The (still slightly obfuscated, see the comment below the table) payload is then structured as follows:

Byte Bit Value
0 Unused (always contains 0x50).
1 Unused (always contains 0xb0).
2 Flags.
0 Minus.
1-7 Unused.
3 Major measurement modes.
0 Voltage measurement mode, combined with AC or DC flags in byte 6. In combination with the Diode flag in byte 4, signifies diode testing mode.
1 Current measurement mode, combined with AC or DC flags in byte 6.
2 Resistance measurement mode. In combination with the Continuity flag in byte 4, signifies continuity testing mode.
3 Unused.
4 Frequency measurement mode.
5 Capacitance measurement mode.
6 Temperature measurement mode, in degrees Celcius.
7 Temperature measurement mode, in Fahrenheit.

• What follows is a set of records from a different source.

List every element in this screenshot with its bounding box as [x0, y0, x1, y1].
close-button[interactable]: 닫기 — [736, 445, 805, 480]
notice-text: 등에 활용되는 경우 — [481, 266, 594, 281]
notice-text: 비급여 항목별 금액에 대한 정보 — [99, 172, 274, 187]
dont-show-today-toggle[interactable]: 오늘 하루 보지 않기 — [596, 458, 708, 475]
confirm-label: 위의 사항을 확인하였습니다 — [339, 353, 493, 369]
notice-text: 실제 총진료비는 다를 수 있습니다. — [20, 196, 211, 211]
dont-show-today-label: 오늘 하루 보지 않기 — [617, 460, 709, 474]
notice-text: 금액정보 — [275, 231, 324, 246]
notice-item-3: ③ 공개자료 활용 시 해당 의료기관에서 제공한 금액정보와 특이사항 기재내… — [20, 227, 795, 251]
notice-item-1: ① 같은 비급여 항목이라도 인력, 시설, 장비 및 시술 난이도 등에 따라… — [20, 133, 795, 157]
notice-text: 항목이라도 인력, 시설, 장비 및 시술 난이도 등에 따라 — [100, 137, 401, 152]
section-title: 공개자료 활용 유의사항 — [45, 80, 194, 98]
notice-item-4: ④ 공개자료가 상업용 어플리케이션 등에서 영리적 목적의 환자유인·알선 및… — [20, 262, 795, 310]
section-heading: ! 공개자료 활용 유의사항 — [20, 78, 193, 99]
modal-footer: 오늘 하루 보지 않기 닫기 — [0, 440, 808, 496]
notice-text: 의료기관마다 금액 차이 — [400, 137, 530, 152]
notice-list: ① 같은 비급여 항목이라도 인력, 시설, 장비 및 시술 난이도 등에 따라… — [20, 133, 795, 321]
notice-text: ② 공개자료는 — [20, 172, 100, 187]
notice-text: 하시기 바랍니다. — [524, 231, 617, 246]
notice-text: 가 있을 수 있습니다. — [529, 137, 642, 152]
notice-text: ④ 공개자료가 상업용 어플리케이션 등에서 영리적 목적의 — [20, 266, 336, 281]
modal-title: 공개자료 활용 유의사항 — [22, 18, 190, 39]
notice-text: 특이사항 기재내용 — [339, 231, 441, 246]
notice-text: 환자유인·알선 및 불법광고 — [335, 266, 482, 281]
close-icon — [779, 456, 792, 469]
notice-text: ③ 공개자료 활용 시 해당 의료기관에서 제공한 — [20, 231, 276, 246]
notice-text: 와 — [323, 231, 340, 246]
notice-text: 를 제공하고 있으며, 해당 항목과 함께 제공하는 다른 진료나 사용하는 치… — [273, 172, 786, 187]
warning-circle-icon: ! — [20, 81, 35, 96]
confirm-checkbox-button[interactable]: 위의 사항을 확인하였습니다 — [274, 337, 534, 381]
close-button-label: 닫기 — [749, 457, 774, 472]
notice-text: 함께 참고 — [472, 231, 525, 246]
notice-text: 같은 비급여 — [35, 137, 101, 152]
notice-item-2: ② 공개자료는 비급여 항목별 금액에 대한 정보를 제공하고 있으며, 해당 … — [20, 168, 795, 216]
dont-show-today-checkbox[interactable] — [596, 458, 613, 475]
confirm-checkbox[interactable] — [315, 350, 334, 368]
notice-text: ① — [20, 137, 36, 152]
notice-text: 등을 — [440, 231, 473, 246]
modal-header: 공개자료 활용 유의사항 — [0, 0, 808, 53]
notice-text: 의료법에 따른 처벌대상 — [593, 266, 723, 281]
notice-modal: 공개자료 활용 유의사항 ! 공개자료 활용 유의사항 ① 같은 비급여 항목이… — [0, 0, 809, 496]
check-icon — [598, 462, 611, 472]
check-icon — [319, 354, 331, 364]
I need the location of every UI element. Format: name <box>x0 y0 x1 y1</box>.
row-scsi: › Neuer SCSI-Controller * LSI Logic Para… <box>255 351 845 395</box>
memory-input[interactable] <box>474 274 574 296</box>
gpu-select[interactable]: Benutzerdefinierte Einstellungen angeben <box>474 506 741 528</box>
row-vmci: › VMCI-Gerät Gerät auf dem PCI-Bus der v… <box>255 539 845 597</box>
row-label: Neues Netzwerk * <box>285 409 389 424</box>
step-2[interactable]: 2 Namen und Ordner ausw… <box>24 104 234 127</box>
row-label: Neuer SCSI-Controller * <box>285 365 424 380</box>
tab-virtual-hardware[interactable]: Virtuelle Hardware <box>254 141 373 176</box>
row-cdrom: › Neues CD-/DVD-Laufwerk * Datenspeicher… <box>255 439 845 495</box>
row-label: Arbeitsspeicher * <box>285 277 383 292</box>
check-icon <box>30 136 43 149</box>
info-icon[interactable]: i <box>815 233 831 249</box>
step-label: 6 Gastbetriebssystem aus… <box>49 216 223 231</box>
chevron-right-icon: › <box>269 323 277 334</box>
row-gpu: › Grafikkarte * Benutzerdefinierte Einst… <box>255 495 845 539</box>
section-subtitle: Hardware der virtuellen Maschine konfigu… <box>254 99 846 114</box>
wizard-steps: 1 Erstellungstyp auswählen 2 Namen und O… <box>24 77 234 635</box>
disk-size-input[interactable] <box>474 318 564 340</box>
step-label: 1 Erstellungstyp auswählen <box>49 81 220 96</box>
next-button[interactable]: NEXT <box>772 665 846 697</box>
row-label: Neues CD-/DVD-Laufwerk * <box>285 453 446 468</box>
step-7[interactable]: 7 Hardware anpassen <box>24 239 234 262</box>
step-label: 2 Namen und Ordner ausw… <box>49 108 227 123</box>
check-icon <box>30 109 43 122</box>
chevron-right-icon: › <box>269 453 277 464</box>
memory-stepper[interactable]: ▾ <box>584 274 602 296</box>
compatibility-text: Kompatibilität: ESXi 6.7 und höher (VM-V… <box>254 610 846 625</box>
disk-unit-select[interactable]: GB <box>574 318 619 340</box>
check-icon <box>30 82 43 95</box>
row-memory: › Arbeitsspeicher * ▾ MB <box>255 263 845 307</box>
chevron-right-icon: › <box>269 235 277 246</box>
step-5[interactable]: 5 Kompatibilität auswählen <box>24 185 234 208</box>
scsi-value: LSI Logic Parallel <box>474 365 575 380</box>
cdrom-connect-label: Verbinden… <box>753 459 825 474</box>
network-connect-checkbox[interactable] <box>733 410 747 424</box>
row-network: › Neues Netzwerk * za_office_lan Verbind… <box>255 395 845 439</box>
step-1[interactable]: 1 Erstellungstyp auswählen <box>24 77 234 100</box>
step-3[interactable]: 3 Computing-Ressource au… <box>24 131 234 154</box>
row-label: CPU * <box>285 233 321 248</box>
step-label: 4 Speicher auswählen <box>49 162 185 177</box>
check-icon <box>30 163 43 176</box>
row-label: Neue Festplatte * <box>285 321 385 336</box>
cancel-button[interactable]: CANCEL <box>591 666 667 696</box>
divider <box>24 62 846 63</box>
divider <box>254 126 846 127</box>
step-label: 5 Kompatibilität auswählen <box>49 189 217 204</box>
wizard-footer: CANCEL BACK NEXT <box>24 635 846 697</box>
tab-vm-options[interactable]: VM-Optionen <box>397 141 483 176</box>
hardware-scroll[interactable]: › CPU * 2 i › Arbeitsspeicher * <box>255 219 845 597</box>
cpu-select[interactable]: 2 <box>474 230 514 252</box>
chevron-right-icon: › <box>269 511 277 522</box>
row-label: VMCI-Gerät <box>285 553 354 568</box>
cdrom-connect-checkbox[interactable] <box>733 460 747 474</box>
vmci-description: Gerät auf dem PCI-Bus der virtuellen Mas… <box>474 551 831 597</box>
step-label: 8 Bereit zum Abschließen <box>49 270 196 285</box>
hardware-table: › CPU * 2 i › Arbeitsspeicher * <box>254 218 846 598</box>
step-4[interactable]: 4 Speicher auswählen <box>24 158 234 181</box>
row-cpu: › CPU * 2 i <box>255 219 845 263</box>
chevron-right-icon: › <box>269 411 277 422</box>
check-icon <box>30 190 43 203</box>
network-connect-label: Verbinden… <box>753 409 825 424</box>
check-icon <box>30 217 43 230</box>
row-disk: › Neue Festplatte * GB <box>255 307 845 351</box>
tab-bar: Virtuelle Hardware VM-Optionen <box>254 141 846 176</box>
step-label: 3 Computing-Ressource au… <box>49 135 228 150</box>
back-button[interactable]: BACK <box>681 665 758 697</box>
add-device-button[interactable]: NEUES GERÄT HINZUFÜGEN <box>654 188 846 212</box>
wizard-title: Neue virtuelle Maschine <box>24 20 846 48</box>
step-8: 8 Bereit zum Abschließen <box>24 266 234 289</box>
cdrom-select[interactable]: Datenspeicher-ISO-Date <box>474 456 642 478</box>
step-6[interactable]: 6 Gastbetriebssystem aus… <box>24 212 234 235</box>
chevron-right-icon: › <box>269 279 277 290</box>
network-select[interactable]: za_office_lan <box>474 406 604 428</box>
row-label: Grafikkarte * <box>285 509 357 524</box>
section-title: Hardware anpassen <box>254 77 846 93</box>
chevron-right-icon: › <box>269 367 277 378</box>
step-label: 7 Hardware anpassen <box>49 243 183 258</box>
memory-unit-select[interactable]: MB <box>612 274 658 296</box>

4 Value factors and extra measurement modes.
0 µ (Micro).
1 m (Milli).
2 k (Kilo).
3 M (Mega).
4 Continuity (in combination with resistance mode in byte 3).
5 Diode (in combination with voltage mode in byte 3).
6 Duty cycle measurement mode.
7 Unused.
5 Extra flags and value factors.
0 Unused.
1 Unused.
2 Max measurement mode.
3 Min measurement mode.
4 Unused.
5 Unused.
6 n (Nano).
7 Unused.
6 Flags.
0 Unused.
1 Unused.
2 Auto-ranging mode.
3 DC measurement.
4 AC measurement.
5 Relative measurement.
6 Hold mode.
7 Unused.
7 Decimal point position.
0 No decimal point.
1 Rightmost (1 digit after point).
2 Middle (2 digits after point).
3 Leftmost (3 digits after point).
4 Unused.
5 Unused.
6 Unused.
7 Unused.
8 Unused (always contains 0x04).
9 Least significant digit on display.
10 Second digit from right.
11 Second digit from left.
12 Most significant digit.
13 Unused (always contains 0xd4).

After this, reversing each bit in a byte, and each byte in the packet yields the original DMM packet that entered the Victor cable. For Victor 70 and Victor 86 meters the layout is that of the Fortune Semiconductor FS9922-DMM4, a common digital multimeter chip with its own protocol.